I recently started reading Structure and Interpretation of Computer Programs (the first recommended book in the Teach Yourself CS curriculum). I'm not even past the first section of the first chapter, and there are already concepts I'm coming across that never crossed my mind before, despite working with Python and Javascript for the last few years.
One concept I found interesting and yet difficult to grasp at first is the idea of the order in which computeres evaluate procedures. In SICP, they write of Scheme (a subset of the Lisp programming language) that it is an applicative-order language. That is,
All the arguments to Scheme procedures are evaluated when the procedure is applied. In contrast, normal-order languages dalay evaluation of procedure arguments until the actual argument values are needed. --1.1.5, "Applicative order versus normal order"

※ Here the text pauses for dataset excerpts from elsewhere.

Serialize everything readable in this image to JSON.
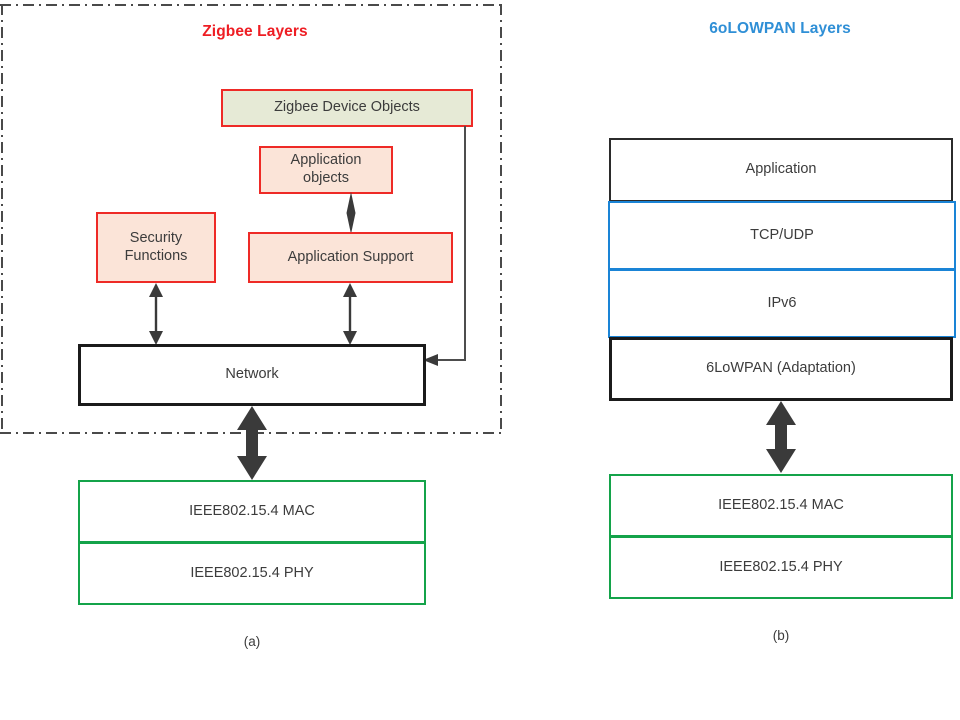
{
  "figure": {
    "panels": [
      {
        "id": "a",
        "title": "Zigbee Layers",
        "title_color": "#ee1d23",
        "caption": "(a)",
        "boundary": "dash-dot",
        "boxes": [
          {
            "key": "zdo",
            "label": "Zigbee Device Objects",
            "style": "red-border-olive-fill",
            "border_color": "#ee2a26",
            "fill": "#e6ead6"
          },
          {
            "key": "appobj",
            "label": "Application\nobjects",
            "line1": "Application",
            "line2": "objects",
            "style": "red-border-peach-fill",
            "border_color": "#ee2a26",
            "fill": "#fbe4d8"
          },
          {
            "key": "security",
            "label": "Security\nFunctions",
            "line1": "Security",
            "line2": "Functions",
            "style": "red-border-peach-fill",
            "border_color": "#ee2a26",
            "fill": "#fbe4d8"
          },
          {
            "key": "appsupport",
            "label": "Application Support",
            "style": "red-border-peach-fill",
            "border_color": "#ee2a26",
            "fill": "#fbe4d8"
          },
          {
            "key": "network",
            "label": "Network",
            "style": "thick-black-border",
            "border_color": "#1b1b1b",
            "fill": "#ffffff"
          },
          {
            "key": "mac",
            "label": "IEEE802.15.4 MAC",
            "style": "green-border",
            "border_color": "#14a34a",
            "fill": "#ffffff"
          },
          {
            "key": "phy",
            "label": "IEEE802.15.4 PHY",
            "style": "green-border",
            "border_color": "#14a34a",
            "fill": "#ffffff"
          }
        ]
      },
      {
        "id": "b",
        "title": "6oLOWPAN Layers",
        "title_color": "#2f8fd6",
        "caption": "(b)",
        "boundary": "none",
        "boxes": [
          {
            "key": "application",
            "label": "Application",
            "style": "black-border",
            "border_color": "#2b2b2b",
            "fill": "#ffffff"
          },
          {
            "key": "tcpudp",
            "label": "TCP/UDP",
            "style": "blue-border",
            "border_color": "#1a84d6",
            "fill": "#ffffff"
          },
          {
            "key": "ipv6",
            "label": "IPv6",
            "style": "blue-border",
            "border_color": "#1a84d6",
            "fill": "#ffffff"
          },
          {
            "key": "sixlowpan",
            "label": "6LoWPAN (Adaptation)",
            "style": "thick-black-border",
            "border_color": "#1b1b1b",
            "fill": "#ffffff"
          },
          {
            "key": "mac",
            "label": "IEEE802.15.4 MAC",
            "style": "green-border",
            "border_color": "#14a34a",
            "fill": "#ffffff"
          },
          {
            "key": "phy",
            "label": "IEEE802.15.4 PHY",
            "style": "green-border",
            "border_color": "#14a34a",
            "fill": "#ffffff"
          }
        ]
      }
    ],
    "connectors": [
      {
        "key": "appobj-appsupport",
        "type": "double-arrow-thin",
        "from": "appobj",
        "to": "appsupport"
      },
      {
        "key": "security-network",
        "type": "double-arrow-thin",
        "from": "security",
        "to": "network"
      },
      {
        "key": "appsupport-network",
        "type": "double-arrow-thin",
        "from": "appsupport",
        "to": "network"
      },
      {
        "key": "zdo-network",
        "type": "elbow-arrow",
        "from": "zdo",
        "to": "network"
      },
      {
        "key": "network-mac-a",
        "type": "double-arrow-thick",
        "from": "network",
        "to": "mac"
      },
      {
        "key": "sixlowpan-mac-b",
        "type": "double-arrow-thick",
        "from": "sixlowpan",
        "to": "mac"
      }
    ],
    "colors": {
      "zigbee_title": "#ee1d23",
      "lowpan_title": "#2f8fd6",
      "red_border": "#ee2a26",
      "peach_fill": "#fbe4d8",
      "olive_fill": "#e6ead6",
      "green_border": "#14a34a",
      "blue_border": "#1a84d6",
      "black_border": "#1b1b1b",
      "arrow_dark": "#3a3a3a",
      "dashdot": "#4a4a4a"
    }
  }
}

The example problem used to confirm that Scheme is an applicative-order language is the definition of two procedures and a calling of the test procedure:
(define (p) (p))
(define (test x y)
(if (= x 0)
0
y))
(test 0 (p))
Because Scheme is an applicative-order language, the interpreter attempts to evaluate all the arguments within the test procedure first before the full procedure is applied. When it tries to do this, (p) is called infinitely because (p) calls itself. The interpreter can never finish calling the actual procedure we're attempting to call because it's trying to determine a true value for (p) before determining whether x = 0 or not.